The first 25 participants in a family learning program at Dorcas International Institute of Rhode Island celebrated their joint accomplishments in the classroom, home and community in a graduation ceremony June 12.
“In the face of real obstacles in the education landscape, these local graduates exemplify an emerging constant – families learning together is a major key to success,” said Julie Piccolo, Director of Family Literacy at the Dorcas International Institute. “The graduates should be proud of their accomplishments during the last 24 weeks.”
The Dorcas International Institute launched the program with a Toyota Family Learning grant, awarded by the National Center for Families Learning (NCFL) and Toyota, for innovation in engaging families in learning.

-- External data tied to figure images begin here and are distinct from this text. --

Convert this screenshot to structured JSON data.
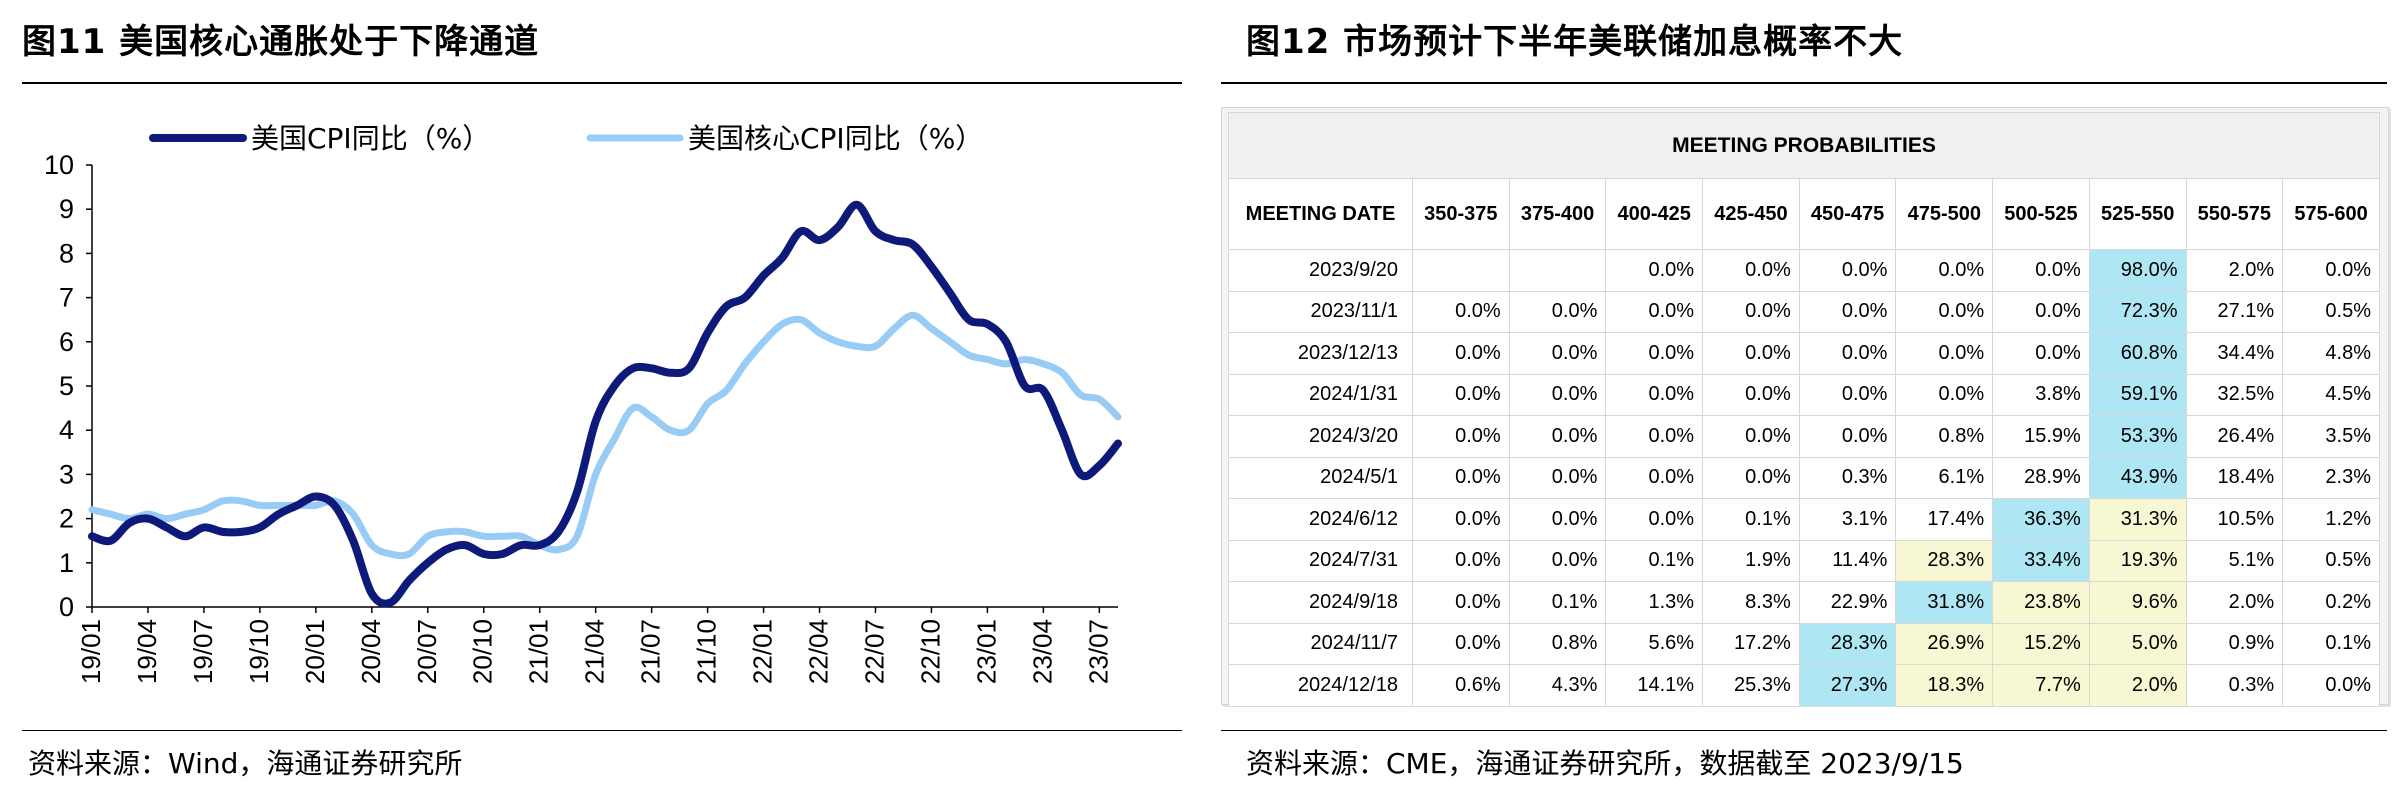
{
  "left": {
    "title": "图11 美国核心通胀处于下降通道",
    "source": "资料来源：Wind，海通证券研究所"
  },
  "right": {
    "title": "图12 市场预计下半年美联储加息概率不大",
    "source": "资料来源：CME，海通证券研究所，数据截至 2023/9/15"
  },
  "chart_data": [
    {
      "type": "line",
      "ylim": [
        0,
        10
      ],
      "yticks": [
        "0",
        "1",
        "2",
        "3",
        "4",
        "5",
        "6",
        "7",
        "8",
        "9",
        "10"
      ],
      "xtick_labels": [
        "19/01",
        "19/04",
        "19/07",
        "19/10",
        "20/01",
        "20/04",
        "20/07",
        "20/10",
        "21/01",
        "21/04",
        "21/07",
        "21/10",
        "22/01",
        "22/04",
        "22/07",
        "22/10",
        "23/01",
        "23/04",
        "23/07"
      ],
      "legend_placement": "top",
      "grid": false,
      "series": [
        {
          "name": "美国CPI同比（%）",
          "color": "#0d1a7a",
          "values": [
            1.6,
            1.5,
            1.9,
            2.0,
            1.8,
            1.6,
            1.8,
            1.7,
            1.7,
            1.8,
            2.1,
            2.3,
            2.5,
            2.3,
            1.5,
            0.3,
            0.1,
            0.6,
            1.0,
            1.3,
            1.4,
            1.2,
            1.2,
            1.4,
            1.4,
            1.7,
            2.6,
            4.2,
            5.0,
            5.4,
            5.4,
            5.3,
            5.4,
            6.2,
            6.8,
            7.0,
            7.5,
            7.9,
            8.5,
            8.3,
            8.6,
            9.1,
            8.5,
            8.3,
            8.2,
            7.7,
            7.1,
            6.5,
            6.4,
            6.0,
            5.0,
            4.9,
            4.0,
            3.0,
            3.2,
            3.7
          ]
        },
        {
          "name": "美国核心CPI同比（%）",
          "color": "#99ccf4",
          "values": [
            2.2,
            2.1,
            2.0,
            2.1,
            2.0,
            2.1,
            2.2,
            2.4,
            2.4,
            2.3,
            2.3,
            2.3,
            2.3,
            2.4,
            2.1,
            1.4,
            1.2,
            1.2,
            1.6,
            1.7,
            1.7,
            1.6,
            1.6,
            1.6,
            1.4,
            1.3,
            1.6,
            3.0,
            3.8,
            4.5,
            4.3,
            4.0,
            4.0,
            4.6,
            4.9,
            5.5,
            6.0,
            6.4,
            6.5,
            6.2,
            6.0,
            5.9,
            5.9,
            6.3,
            6.6,
            6.3,
            6.0,
            5.7,
            5.6,
            5.5,
            5.6,
            5.5,
            5.3,
            4.8,
            4.7,
            4.3
          ]
        }
      ]
    },
    {
      "type": "table",
      "title": "MEETING PROBABILITIES",
      "columns": [
        "MEETING DATE",
        "350-375",
        "375-400",
        "400-425",
        "425-450",
        "450-475",
        "475-500",
        "500-525",
        "525-550",
        "550-575",
        "575-600"
      ],
      "rows": [
        {
          "cells": [
            "2023/9/20",
            "",
            "",
            "0.0%",
            "0.0%",
            "0.0%",
            "0.0%",
            "0.0%",
            "98.0%",
            "2.0%",
            "0.0%"
          ],
          "shade": [
            "",
            "",
            "",
            "",
            "",
            "",
            "",
            "",
            "b",
            "",
            ""
          ]
        },
        {
          "cells": [
            "2023/11/1",
            "0.0%",
            "0.0%",
            "0.0%",
            "0.0%",
            "0.0%",
            "0.0%",
            "0.0%",
            "72.3%",
            "27.1%",
            "0.5%"
          ],
          "shade": [
            "",
            "",
            "",
            "",
            "",
            "",
            "",
            "",
            "b",
            "",
            ""
          ]
        },
        {
          "cells": [
            "2023/12/13",
            "0.0%",
            "0.0%",
            "0.0%",
            "0.0%",
            "0.0%",
            "0.0%",
            "0.0%",
            "60.8%",
            "34.4%",
            "4.8%"
          ],
          "shade": [
            "",
            "",
            "",
            "",
            "",
            "",
            "",
            "",
            "b",
            "",
            ""
          ]
        },
        {
          "cells": [
            "2024/1/31",
            "0.0%",
            "0.0%",
            "0.0%",
            "0.0%",
            "0.0%",
            "0.0%",
            "3.8%",
            "59.1%",
            "32.5%",
            "4.5%"
          ],
          "shade": [
            "",
            "",
            "",
            "",
            "",
            "",
            "",
            "",
            "b",
            "",
            ""
          ]
        },
        {
          "cells": [
            "2024/3/20",
            "0.0%",
            "0.0%",
            "0.0%",
            "0.0%",
            "0.0%",
            "0.8%",
            "15.9%",
            "53.3%",
            "26.4%",
            "3.5%"
          ],
          "shade": [
            "",
            "",
            "",
            "",
            "",
            "",
            "",
            "",
            "b",
            "",
            ""
          ]
        },
        {
          "cells": [
            "2024/5/1",
            "0.0%",
            "0.0%",
            "0.0%",
            "0.0%",
            "0.3%",
            "6.1%",
            "28.9%",
            "43.9%",
            "18.4%",
            "2.3%"
          ],
          "shade": [
            "",
            "",
            "",
            "",
            "",
            "",
            "",
            "",
            "b",
            "",
            ""
          ]
        },
        {
          "cells": [
            "2024/6/12",
            "0.0%",
            "0.0%",
            "0.0%",
            "0.1%",
            "3.1%",
            "17.4%",
            "36.3%",
            "31.3%",
            "10.5%",
            "1.2%"
          ],
          "shade": [
            "",
            "",
            "",
            "",
            "",
            "",
            "",
            "b",
            "y",
            "",
            ""
          ]
        },
        {
          "cells": [
            "2024/7/31",
            "0.0%",
            "0.0%",
            "0.1%",
            "1.9%",
            "11.4%",
            "28.3%",
            "33.4%",
            "19.3%",
            "5.1%",
            "0.5%"
          ],
          "shade": [
            "",
            "",
            "",
            "",
            "",
            "",
            "y",
            "b",
            "y",
            "",
            ""
          ]
        },
        {
          "cells": [
            "2024/9/18",
            "0.0%",
            "0.1%",
            "1.3%",
            "8.3%",
            "22.9%",
            "31.8%",
            "23.8%",
            "9.6%",
            "2.0%",
            "0.2%"
          ],
          "shade": [
            "",
            "",
            "",
            "",
            "",
            "",
            "b",
            "y",
            "y",
            "",
            ""
          ]
        },
        {
          "cells": [
            "2024/11/7",
            "0.0%",
            "0.8%",
            "5.6%",
            "17.2%",
            "28.3%",
            "26.9%",
            "15.2%",
            "5.0%",
            "0.9%",
            "0.1%"
          ],
          "shade": [
            "",
            "",
            "",
            "",
            "",
            "b",
            "y",
            "y",
            "y",
            "",
            ""
          ]
        },
        {
          "cells": [
            "2024/12/18",
            "0.6%",
            "4.3%",
            "14.1%",
            "25.3%",
            "27.3%",
            "18.3%",
            "7.7%",
            "2.0%",
            "0.3%",
            "0.0%"
          ],
          "shade": [
            "",
            "",
            "",
            "",
            "",
            "b",
            "y",
            "y",
            "y",
            "",
            ""
          ]
        }
      ]
    }
  ]
}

The three-year, $175,000 grant is a part of Toyota Family Learning’s pioneering movement to bridge the gap between the classroom and lifelong learning. Toyota Family Learning focuses on parents and children learning alongside each other, from other families and by serving their communities through instruction, service learning, mentoring and technology use.
Graduates received a Family Time Kit, a hands-on way to bring to life the interactive tools at Toyota Family Learning’s FamilyTimeMachine.com. In October 2013, as a part of Toyota Family Learning, NCFL conducted a survey and found that more than half of parents wish they knew how to make better use of the time they have with their children. To address that need, NCFL created the new site, a resource for graduates to encourage ongoing growth, and made it available to families nationwide for learning through activities online, offline and on the go.

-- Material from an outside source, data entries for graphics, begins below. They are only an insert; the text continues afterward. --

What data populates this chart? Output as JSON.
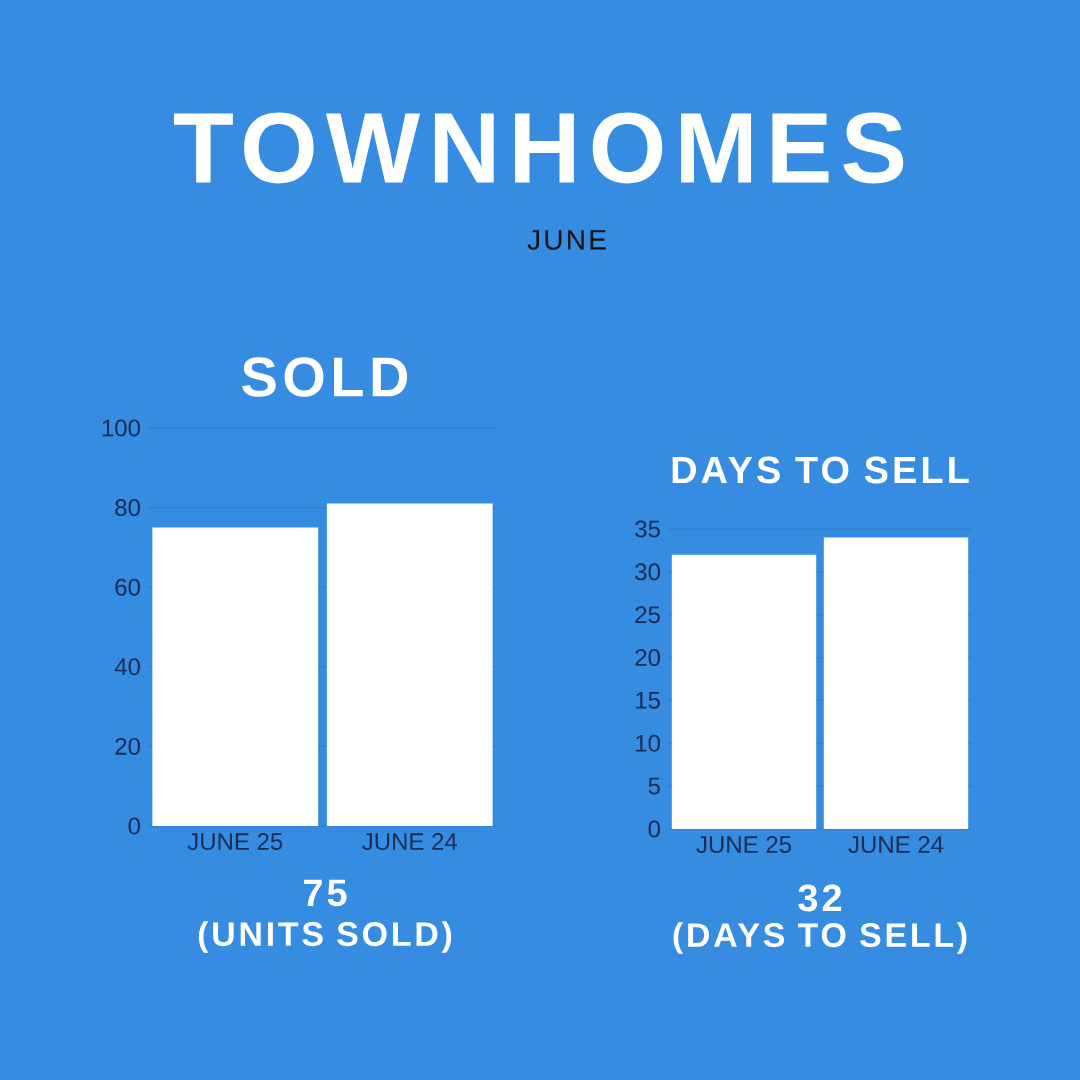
{
  "chart_data": [
    {
      "type": "bar",
      "title": "SOLD",
      "categories": [
        "JUNE 25",
        "JUNE 24"
      ],
      "series": [
        {
          "color": "#ffffff",
          "values": [
            75,
            81
          ]
        }
      ],
      "ylim": [
        0,
        100
      ],
      "yticks": [
        0,
        20,
        40,
        60,
        80,
        100
      ],
      "grid": "y",
      "annotations": [
        "TOWNHOMES",
        "JUNE",
        "75",
        "(UNITS SOLD)"
      ]
    },
    {
      "type": "bar",
      "title": "DAYS TO SELL",
      "categories": [
        "JUNE 25",
        "JUNE 24"
      ],
      "series": [
        {
          "color": "#ffffff",
          "values": [
            32,
            34
          ]
        }
      ],
      "ylim": [
        0,
        35
      ],
      "yticks": [
        0,
        5,
        10,
        15,
        20,
        25,
        30,
        35
      ],
      "grid": "y",
      "annotations": [
        "32",
        "(DAYS TO SELL)"
      ]
    }
  ]
}
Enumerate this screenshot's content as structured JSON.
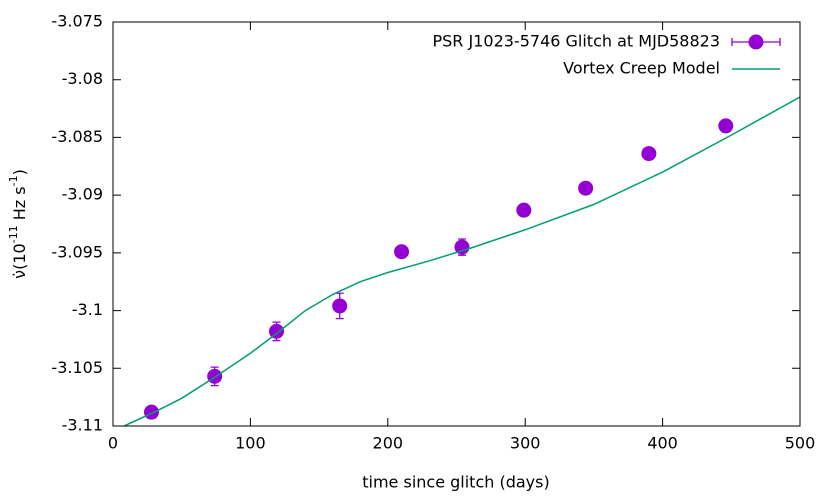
{
  "chart_data": {
    "type": "line",
    "x_label": "time since glitch (days)",
    "y_label": {
      "symbol": "ν̇",
      "pre": "(10",
      "exp1": "-11",
      "mid": " Hz s",
      "exp2": "-1",
      "post": ")"
    },
    "xlim": [
      0,
      500
    ],
    "xticks": [
      0,
      100,
      200,
      300,
      400,
      500
    ],
    "ylim": [
      -3.11,
      -3.075
    ],
    "yticks": [
      -3.11,
      -3.105,
      -3.1,
      -3.095,
      -3.09,
      -3.085,
      -3.08,
      -3.075
    ],
    "legend": "top-right",
    "series": [
      {
        "name": "PSR J1023-5746 Glitch at MJD58823",
        "type": "errorbar",
        "color": "#9400d3",
        "x": [
          28,
          74,
          119,
          165,
          210,
          254,
          299,
          344,
          390,
          446
        ],
        "values": [
          -3.1088,
          -3.1057,
          -3.1018,
          -3.0996,
          -3.0949,
          -3.0945,
          -3.0913,
          -3.0894,
          -3.0864,
          -3.084
        ],
        "errors": [
          0.0002,
          0.0008,
          0.0008,
          0.0011,
          0.0001,
          0.0007,
          0.0001,
          0.0001,
          0.0001,
          0.0001
        ]
      },
      {
        "name": "Vortex Creep Model",
        "type": "line",
        "color": "#009e73",
        "x": [
          8,
          30,
          50,
          75,
          100,
          120,
          140,
          160,
          180,
          200,
          230,
          260,
          300,
          350,
          400,
          450,
          500
        ],
        "values": [
          -3.11,
          -3.1088,
          -3.1076,
          -3.1057,
          -3.1037,
          -3.1019,
          -3.1,
          -3.0986,
          -3.0975,
          -3.0967,
          -3.0957,
          -3.0946,
          -3.093,
          -3.0908,
          -3.088,
          -3.0848,
          -3.0815
        ]
      }
    ]
  }
}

Over the course of the program, graduating families set goals and made progress toward them by completing service learning activities together, engaging in college and career readiness activities, using technology for educational purposes and mentoring other families to do the same.
“I feel very blessed for being able to be one of the pioneers of the project, which has shown me that it is never too late to learn new things,” said Leidy Almonte, a new Toyota Family Learning graduate.
Carmen Cabrera, another graduate, added: “Thanks to this program … I can show to my grandson that no matter what the age, you can achieve your goals and be a successful person.”
Graduation requirements of Toyota Family Learning include:
- Regular attendance in Parent Time and Parent and Child Together (PACT) time: Participants engaged in guided learning with a focus on leadership. During PACT Time, families learned together while engaging in activities including mentoring and service learning, using technology together, reading together and taking family trips.
- Service learning activities: Reflecting Toyota Family Learning’s guiding philosophy, which is rooted in community, families participated in at least three service projects.
- Family-to-family mentoring: Building community networks is integral to maintaining learning success post-graduation, and the mentoring element teaches families how to share learnings among one another during the program and beyond.
The community grants are just one facet of Toyota Family Learning – a six-year, nationwide initiative that also offers an online learning community and mobile learning adventures for families. Toyota Family Learning is the most recent initiative made possible by the 23-year partnership between NCFL and Toyota, which emphasizes an intergenerational solution to educational challenges. Together, NCFL and Toyota have helped more than one million families around the country make significant progress in school, in their homes and in their communities.